Damn I'm glad I live in Texas haha. I feel bad for you guys up there paying 60+ cents/gallon, that's ridiculous.


----------



## 8350HiTech (Jul 26, 2013)

Pennsylvania has a ridiculous amount of highway miles and an especially unbelievable amount of bridges. I'm not saying we have good roads (we don't) or that the money is being especially well spent (it's probably not) but there a half dozen bridges being rebuilt near here so something is happening at least.


----------



## hillside hay (Feb 4, 2013)

I have the geographically opposite problem you have Ralph. Our corruption comes the way of Hudson outlet and oooh bout halfway up. You canwalk into any diner hereabouts and hear talk of secession. At least in PA they fix a bridge or two. In NY ifit doesn't affect NYC or Albany they just shut it down if it gets to be too bad. 90% of our upstate bridges are in major need of repair.


----------



## Vol (Jul 5, 2009)

I think most every state is re-doing bridges....as in most instances they have become age obsolete in capacity, width, or with structural deterioration.

Regards, Mike


----------



## Grateful11 (Apr 5, 2009)

GasBuddy is your best friend when comes to finding the best fuel prices.

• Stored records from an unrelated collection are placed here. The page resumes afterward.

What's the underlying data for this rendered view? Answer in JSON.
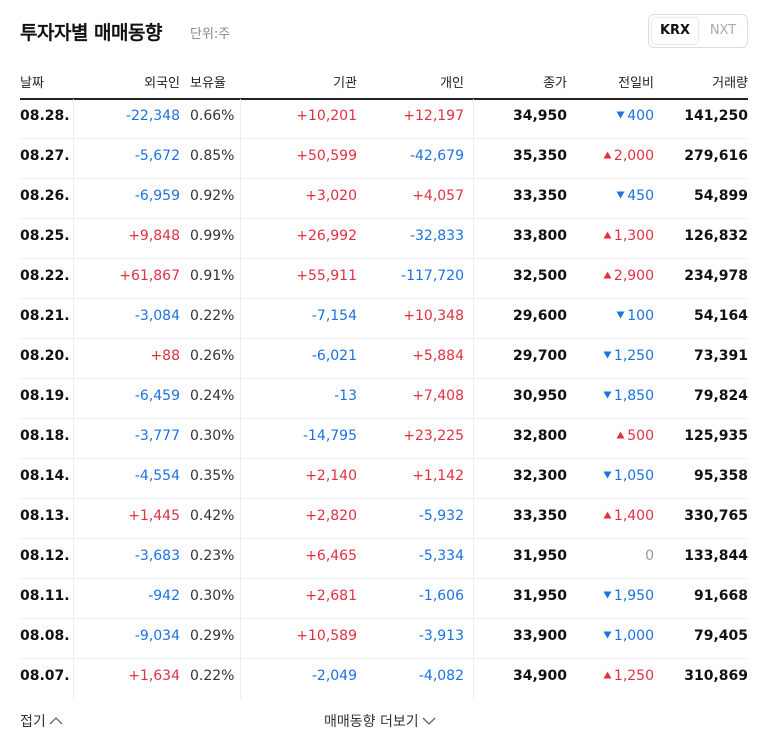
{
  "header": {
    "title": "투자자별 매매동향",
    "unit": "단위:주",
    "tabs": [
      "KRX",
      "NXT"
    ],
    "active_tab": 0
  },
  "table": {
    "columns": [
      "날짜",
      "외국인",
      "보유율",
      "기관",
      "개인",
      "종가",
      "전일비",
      "거래량"
    ],
    "rows": [
      {
        "date": "08.28.",
        "foreign": "-22,348",
        "holding": "0.66%",
        "institution": "+10,201",
        "individual": "+12,197",
        "close": "34,950",
        "change": "400",
        "direction": "down",
        "volume": "141,250"
      },
      {
        "date": "08.27.",
        "foreign": "-5,672",
        "holding": "0.85%",
        "institution": "+50,599",
        "individual": "-42,679",
        "close": "35,350",
        "change": "2,000",
        "direction": "up",
        "volume": "279,616"
      },
      {
        "date": "08.26.",
        "foreign": "-6,959",
        "holding": "0.92%",
        "institution": "+3,020",
        "individual": "+4,057",
        "close": "33,350",
        "change": "450",
        "direction": "down",
        "volume": "54,899"
      },
      {
        "date": "08.25.",
        "foreign": "+9,848",
        "holding": "0.99%",
        "institution": "+26,992",
        "individual": "-32,833",
        "close": "33,800",
        "change": "1,300",
        "direction": "up",
        "volume": "126,832"
      },
      {
        "date": "08.22.",
        "foreign": "+61,867",
        "holding": "0.91%",
        "institution": "+55,911",
        "individual": "-117,720",
        "close": "32,500",
        "change": "2,900",
        "direction": "up",
        "volume": "234,978"
      },
      {
        "date": "08.21.",
        "foreign": "-3,084",
        "holding": "0.22%",
        "institution": "-7,154",
        "individual": "+10,348",
        "close": "29,600",
        "change": "100",
        "direction": "down",
        "volume": "54,164"
      },
      {
        "date": "08.20.",
        "foreign": "+88",
        "holding": "0.26%",
        "institution": "-6,021",
        "individual": "+5,884",
        "close": "29,700",
        "change": "1,250",
        "direction": "down",
        "volume": "73,391"
      },
      {
        "date": "08.19.",
        "foreign": "-6,459",
        "holding": "0.24%",
        "institution": "-13",
        "individual": "+7,408",
        "close": "30,950",
        "change": "1,850",
        "direction": "down",
        "volume": "79,824"
      },
      {
        "date": "08.18.",
        "foreign": "-3,777",
        "holding": "0.30%",
        "institution": "-14,795",
        "individual": "+23,225",
        "close": "32,800",
        "change": "500",
        "direction": "up",
        "volume": "125,935"
      },
      {
        "date": "08.14.",
        "foreign": "-4,554",
        "holding": "0.35%",
        "institution": "+2,140",
        "individual": "+1,142",
        "close": "32,300",
        "change": "1,050",
        "direction": "down",
        "volume": "95,358"
      },
      {
        "date": "08.13.",
        "foreign": "+1,445",
        "holding": "0.42%",
        "institution": "+2,820",
        "individual": "-5,932",
        "close": "33,350",
        "change": "1,400",
        "direction": "up",
        "volume": "330,765"
      },
      {
        "date": "08.12.",
        "foreign": "-3,683",
        "holding": "0.23%",
        "institution": "+6,465",
        "individual": "-5,334",
        "close": "31,950",
        "change": "0",
        "direction": "flat",
        "volume": "133,844"
      },
      {
        "date": "08.11.",
        "foreign": "-942",
        "holding": "0.30%",
        "institution": "+2,681",
        "individual": "-1,606",
        "close": "31,950",
        "change": "1,950",
        "direction": "down",
        "volume": "91,668"
      },
      {
        "date": "08.08.",
        "foreign": "-9,034",
        "holding": "0.29%",
        "institution": "+10,589",
        "individual": "-3,913",
        "close": "33,900",
        "change": "1,000",
        "direction": "down",
        "volume": "79,405"
      },
      {
        "date": "08.07.",
        "foreign": "+1,634",
        "holding": "0.22%",
        "institution": "-2,049",
        "individual": "-4,082",
        "close": "34,900",
        "change": "1,250",
        "direction": "up",
        "volume": "310,869"
      }
    ]
  },
  "footer": {
    "collapse": "접기",
    "more": "매매동향 더보기"
  }
}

NC states part of that $0.5465 is I believe $0.36/gallon. The powers that be in Raleigh are trying to push through a bill to lower it to $0.30 but then turn around nearly double everything else that has to do with driving.

Tags are going to nearly double, Drivers license is going to nearly double, inspections are going up and they're pushing for Toll lanes on certain highways that will cost so much only the richest will be able to afford to ride the Toll lane. Mooresville is a bedroom community for the some of the highest paid people working in Charlotte.

http://www.charlotteobserver.com/news/local/article9096797.html

"These are not your parents' tolls of 25 cents into the basket," the group says on its website. "The cost for these tolls from Mooresville to Charlotte could cost $5, $6.50 and up to $16 or more each way."

Read more here: http://www.charlotteobserver.com/news/local/article9096797.html#storylink=cpy


----------



## ARD Farm (Jul 12, 2012)

Maybe it's a dumb question but I'd just like to know where all the levied tax money goes.... Is our government one large vacuum cleaner or what????????


----------



## somedevildawg (Jun 20, 2011)

Yes, Dyson will throw up the white flag on this one.....


----------



## deadmoose (Oct 30, 2011)

ARD Farm said:


> Maybe it's a dumb question but I'd just like to know where all the levied tax money goes.... Is our government one large vacuum cleaner or what????????


Into the pockets of a select few.


----------



## JD3430 (Jan 1, 2012)

Maybe it'll go the same place that the federal govt "shovel ready" jobs went??


----------



## rjmoses (Apr 4, 2010)

I buy my gas in Missouri, always fill up when I'm there--gas is $.20 cheaper there because of taxes. Illinois is now complaining that we are cheating them out of taxes because we buy there and supposed to be paying a "use" tax for the difference on anything (gas, food, clothing, etc.) we buy out of state.

So I'm thinking that anyone who buys something in Illinois should demand a refund from the state because their state tax is cheaper!

Ralph


----------



## luke strawwalker (Jul 31, 2014)

Yep, on my trips to Indiana four times a year, I've learned the best places to buy gas... Texas, west Memphis, and Missouri of course is best... I NEVER buy gas in Illnois if I can possibly help it... drive from Cairo to West Lafayette, Indiana, usually, before I need a tank. I generally gas up in Sikeston, MO after getting me some of those good Lambert's throwed rolls and a nice lunch...

Tennessee gas is usually pretty cheap on the way back also...

Later! OL JR


----------